Taxation is a source of government revenue collected through levying or imposing charges on corporate organizations and citizens of the country. The government may use taxation to encourage or discourage the country's economic decisions. Taxation has several principles that guide the government when formulating its tax regime. The first principle is the principle of broad-basing, which requires that taxes are spread across every sector of the country's economy and among all citizens. The principle of adequacy requires that taxes collected should be enough to cater for the provision of public goods and services. The principle of equity states that taxes should be distributed equitably to individuals and corporate companies, which have the same economic state. Last but not the least is the principle of neutrality, which states that t no sector of the economy or individuals should be given an undue advantage over another (Hoffman, Raabe, Smith, Maloney, & Young, 2013).
Question 1: Taxation and Accounting of Partnership Companies
Partnership companies are legal business operations established by two or more individuals with the sole purpose of sharing both management obligations and profits. Partnerships are usually of two types, namely: general partnerships and limited partnerships. The accounting part of partnerships is different from that of corporations. Partnerships usually maintain three types of accounts: the capital account, drawing account, and the partner's loan account (Hoffman et al., 2013).
The capital account records the initial equity contributed by the partnership members before the start of the business. It may include assets, which are brought into the business, usually calculated at the fair market value. Subsequent addition of equity and assets into a company is recorded into the account. The value of the account determines the share of profit to be earned in accordance with partnership agreements. The partners' loan account records the money borrowed by the partner from the business as a loan.
Unlike the loan account, drawings account records cash withdrawals by the partner that is deducted from the partner's yearly profits from the business. These withdrawals are normally made without the intention of returning them to the business. When it comes to taxation of partnerships, even though they are legal entities with the owners, the partners are usually taxed individually (Hoffman et al., 2013). This means the earnings they generate from each person's share are taxed individually whether it has been shared out or not. This is a great disadvantage to the owners of businesses compared to corporates who have a standard rate of taxation.
Question 2: Taxation and Accounting for S Corporations
S corporations are organizations elected to forward their losses, incomes, deductibles, and credits to shareholders for purposes of taxation. All these activities are passed over to shareholders who in turn computer and file them as individual personal tax returns. This only means that these corporations pay taxes at individual tax rates. This is advantageous to them since the issue of double taxation is avoided. This is because shareholders' company will not be taxed; these are individuals in the organization who will be taxed (Thompson, 1995).

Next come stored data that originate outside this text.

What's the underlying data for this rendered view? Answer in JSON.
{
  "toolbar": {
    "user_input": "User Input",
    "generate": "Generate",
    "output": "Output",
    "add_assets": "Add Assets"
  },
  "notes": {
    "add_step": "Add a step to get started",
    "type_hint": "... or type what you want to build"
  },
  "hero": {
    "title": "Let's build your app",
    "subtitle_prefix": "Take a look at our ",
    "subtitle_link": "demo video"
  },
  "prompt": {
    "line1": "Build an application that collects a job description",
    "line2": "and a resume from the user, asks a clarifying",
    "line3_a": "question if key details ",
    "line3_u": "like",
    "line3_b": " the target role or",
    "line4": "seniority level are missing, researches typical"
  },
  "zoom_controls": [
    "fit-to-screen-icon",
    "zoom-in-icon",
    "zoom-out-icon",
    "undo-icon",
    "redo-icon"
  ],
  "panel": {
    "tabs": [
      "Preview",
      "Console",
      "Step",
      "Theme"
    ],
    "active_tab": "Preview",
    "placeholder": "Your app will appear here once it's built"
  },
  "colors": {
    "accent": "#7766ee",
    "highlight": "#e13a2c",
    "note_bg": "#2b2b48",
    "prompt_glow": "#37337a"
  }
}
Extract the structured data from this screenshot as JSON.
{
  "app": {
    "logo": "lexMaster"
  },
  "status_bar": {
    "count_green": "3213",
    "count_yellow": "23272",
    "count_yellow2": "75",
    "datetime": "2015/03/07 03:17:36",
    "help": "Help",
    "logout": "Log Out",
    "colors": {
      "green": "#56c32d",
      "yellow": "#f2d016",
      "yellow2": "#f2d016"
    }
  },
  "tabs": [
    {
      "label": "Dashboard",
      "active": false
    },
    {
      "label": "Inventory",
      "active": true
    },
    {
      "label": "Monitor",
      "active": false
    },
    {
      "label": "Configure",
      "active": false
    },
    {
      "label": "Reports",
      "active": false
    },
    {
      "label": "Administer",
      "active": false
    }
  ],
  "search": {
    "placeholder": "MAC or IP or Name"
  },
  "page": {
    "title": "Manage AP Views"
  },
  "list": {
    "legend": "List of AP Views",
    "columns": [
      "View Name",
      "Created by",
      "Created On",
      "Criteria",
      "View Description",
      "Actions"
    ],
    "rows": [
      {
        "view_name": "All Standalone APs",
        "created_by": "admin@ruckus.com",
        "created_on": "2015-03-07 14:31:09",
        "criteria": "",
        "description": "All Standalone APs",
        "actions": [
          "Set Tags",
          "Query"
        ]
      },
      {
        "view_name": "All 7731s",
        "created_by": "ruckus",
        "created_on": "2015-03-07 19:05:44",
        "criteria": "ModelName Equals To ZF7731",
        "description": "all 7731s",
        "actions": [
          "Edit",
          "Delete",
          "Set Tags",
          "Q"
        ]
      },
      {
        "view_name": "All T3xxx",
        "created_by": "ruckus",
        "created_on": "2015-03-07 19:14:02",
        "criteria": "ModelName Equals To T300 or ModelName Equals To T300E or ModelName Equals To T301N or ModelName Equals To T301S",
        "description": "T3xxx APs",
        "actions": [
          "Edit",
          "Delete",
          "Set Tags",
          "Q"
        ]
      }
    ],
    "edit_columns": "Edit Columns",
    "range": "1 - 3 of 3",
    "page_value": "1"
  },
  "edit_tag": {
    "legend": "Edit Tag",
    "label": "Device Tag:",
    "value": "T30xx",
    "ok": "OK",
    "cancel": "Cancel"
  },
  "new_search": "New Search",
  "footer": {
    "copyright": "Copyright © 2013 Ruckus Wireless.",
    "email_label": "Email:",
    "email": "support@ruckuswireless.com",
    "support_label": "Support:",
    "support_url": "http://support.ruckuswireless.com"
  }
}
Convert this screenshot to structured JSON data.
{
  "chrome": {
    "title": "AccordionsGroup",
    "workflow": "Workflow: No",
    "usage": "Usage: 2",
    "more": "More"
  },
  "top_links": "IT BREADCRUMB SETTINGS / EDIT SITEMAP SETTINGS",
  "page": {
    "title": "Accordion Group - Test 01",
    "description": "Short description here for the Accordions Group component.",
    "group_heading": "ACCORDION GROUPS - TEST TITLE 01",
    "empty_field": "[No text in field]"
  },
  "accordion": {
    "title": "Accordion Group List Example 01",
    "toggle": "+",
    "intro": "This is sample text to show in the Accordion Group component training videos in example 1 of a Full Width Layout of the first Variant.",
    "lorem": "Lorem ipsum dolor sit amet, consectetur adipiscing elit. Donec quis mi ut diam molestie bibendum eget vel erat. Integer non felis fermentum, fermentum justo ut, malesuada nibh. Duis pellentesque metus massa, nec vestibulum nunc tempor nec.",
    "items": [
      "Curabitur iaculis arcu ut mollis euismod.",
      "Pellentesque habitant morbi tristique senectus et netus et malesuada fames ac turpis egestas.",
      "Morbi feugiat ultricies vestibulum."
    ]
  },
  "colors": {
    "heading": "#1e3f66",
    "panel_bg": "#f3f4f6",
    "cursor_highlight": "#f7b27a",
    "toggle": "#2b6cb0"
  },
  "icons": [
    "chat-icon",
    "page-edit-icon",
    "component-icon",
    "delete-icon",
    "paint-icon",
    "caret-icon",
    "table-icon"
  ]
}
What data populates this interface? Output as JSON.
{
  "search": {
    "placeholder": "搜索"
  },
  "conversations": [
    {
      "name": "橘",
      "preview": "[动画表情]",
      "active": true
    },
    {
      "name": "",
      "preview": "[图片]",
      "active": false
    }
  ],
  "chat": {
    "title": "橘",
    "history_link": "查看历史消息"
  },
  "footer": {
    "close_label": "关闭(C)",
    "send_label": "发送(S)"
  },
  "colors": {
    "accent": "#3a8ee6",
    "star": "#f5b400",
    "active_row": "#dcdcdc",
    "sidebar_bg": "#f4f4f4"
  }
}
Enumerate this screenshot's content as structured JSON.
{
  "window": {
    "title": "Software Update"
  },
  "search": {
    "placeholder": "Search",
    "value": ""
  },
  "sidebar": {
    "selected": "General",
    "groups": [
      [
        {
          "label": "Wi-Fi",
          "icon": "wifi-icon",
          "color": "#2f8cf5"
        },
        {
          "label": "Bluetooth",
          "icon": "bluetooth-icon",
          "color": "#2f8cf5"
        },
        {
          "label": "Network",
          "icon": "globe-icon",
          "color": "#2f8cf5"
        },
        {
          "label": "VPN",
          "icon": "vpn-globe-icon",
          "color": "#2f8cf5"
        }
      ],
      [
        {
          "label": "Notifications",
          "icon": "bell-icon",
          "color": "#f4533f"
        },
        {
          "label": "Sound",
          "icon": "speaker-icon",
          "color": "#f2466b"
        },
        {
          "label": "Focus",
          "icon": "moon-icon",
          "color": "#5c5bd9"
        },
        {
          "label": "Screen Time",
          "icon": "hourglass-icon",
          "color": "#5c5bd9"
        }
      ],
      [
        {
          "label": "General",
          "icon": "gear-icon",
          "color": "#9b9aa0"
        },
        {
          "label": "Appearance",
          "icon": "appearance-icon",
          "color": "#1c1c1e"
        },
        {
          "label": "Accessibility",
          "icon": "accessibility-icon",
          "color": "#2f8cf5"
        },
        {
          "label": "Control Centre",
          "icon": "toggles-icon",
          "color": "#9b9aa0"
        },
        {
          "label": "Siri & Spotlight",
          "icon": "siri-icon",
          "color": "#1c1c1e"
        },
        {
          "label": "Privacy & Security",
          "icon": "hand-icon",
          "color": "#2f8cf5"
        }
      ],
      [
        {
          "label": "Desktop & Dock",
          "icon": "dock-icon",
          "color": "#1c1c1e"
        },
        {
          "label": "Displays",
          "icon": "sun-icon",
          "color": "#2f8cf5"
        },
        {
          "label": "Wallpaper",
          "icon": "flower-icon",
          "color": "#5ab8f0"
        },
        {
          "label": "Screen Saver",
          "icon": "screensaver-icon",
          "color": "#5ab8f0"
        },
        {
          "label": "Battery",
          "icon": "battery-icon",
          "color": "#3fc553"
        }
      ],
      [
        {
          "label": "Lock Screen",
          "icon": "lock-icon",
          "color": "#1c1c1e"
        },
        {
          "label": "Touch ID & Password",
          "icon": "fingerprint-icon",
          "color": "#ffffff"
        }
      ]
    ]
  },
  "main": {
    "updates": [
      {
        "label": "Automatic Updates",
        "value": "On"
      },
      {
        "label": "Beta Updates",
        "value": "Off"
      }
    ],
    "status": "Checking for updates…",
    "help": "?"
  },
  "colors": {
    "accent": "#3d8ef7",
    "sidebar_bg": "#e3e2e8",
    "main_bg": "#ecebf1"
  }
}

As a state requirement, S corporations need to maintain accurate and complete records of their total incomes, expenses, and capital investments. In most cases, the corporation is required to report all its incomes and expenses for the whole year at the corporate level. It is also at this level that all the total incomes and expenses are identified and their nature is found. This ensures that correct share of profits for each individual member is correctly recorded for income tax purposes. The business is also required to maintain records of shareholder investment in equity or assets. These records are used for internal revenue services to establish what shares each person owns in the company for taxation purposes. Another important aspect of these corporations is the strict requirement that all net incomes must be divided according to the shareholder's capital contributions at the beginning of the company's life and when the company is in operation.
Question 3: Taxation and Accounting of C Companies
C companies are legal entities operating separately from their owners. They are normally found as separate legal entities to cushion shareholders against legal and financial liabilities. In case of these liabilities, the company itself is usually liable. In accounting for the C Corporation, the business is assumed to be a going concern business, which only means that it will continue to exist even if one or two of its shareholders leave the company (Hoffman, Raabe, Smith, & Maloney, 2007). This means that, in terms of accounting for its incomes and expenditure, there are always plans for an established future.
On an annual basis, the business has to produce its annual accounts and present them to the shareholders of the company. Also, as a part of the state regulations, the organization is supposed to present audited financial statements for taxation purposes. Auditing must be done by an independent auditor. The auditor should not be an employee of the business (Hoffman et al., 2007). This type of business is advantageous as the number of shareholders admitted is limitless and there are a lot of opportunities for growth, which stem from its ability to sell its shares without government interference, thus being able to raise more capital for expansion. Taxation is usually done at a corporate level with a fixed rate of deductibles from the net incomes. The only existing disadvantage concerns corporate earnings taxation. Dividends payable to shareholders are also taxable.
Hoffman, W., Raabe, W., Smith, J., & Maloney, D. (2007). West federal taxation 2008: Corporations, partnerships, estates and trusts. New York, NY: Cengage Learning.
Hoffman, W., Raabe, W., Smith, J., & Maloney, D., & Young, J. C. (2013). South-western federal taxation 2014: Corporations, partnerships, estates and trusts. New York: Cengage Learning.
Thompson, S. C. (1995). Basic federal income taxation of partnerships and S corporations. New York, NY: West.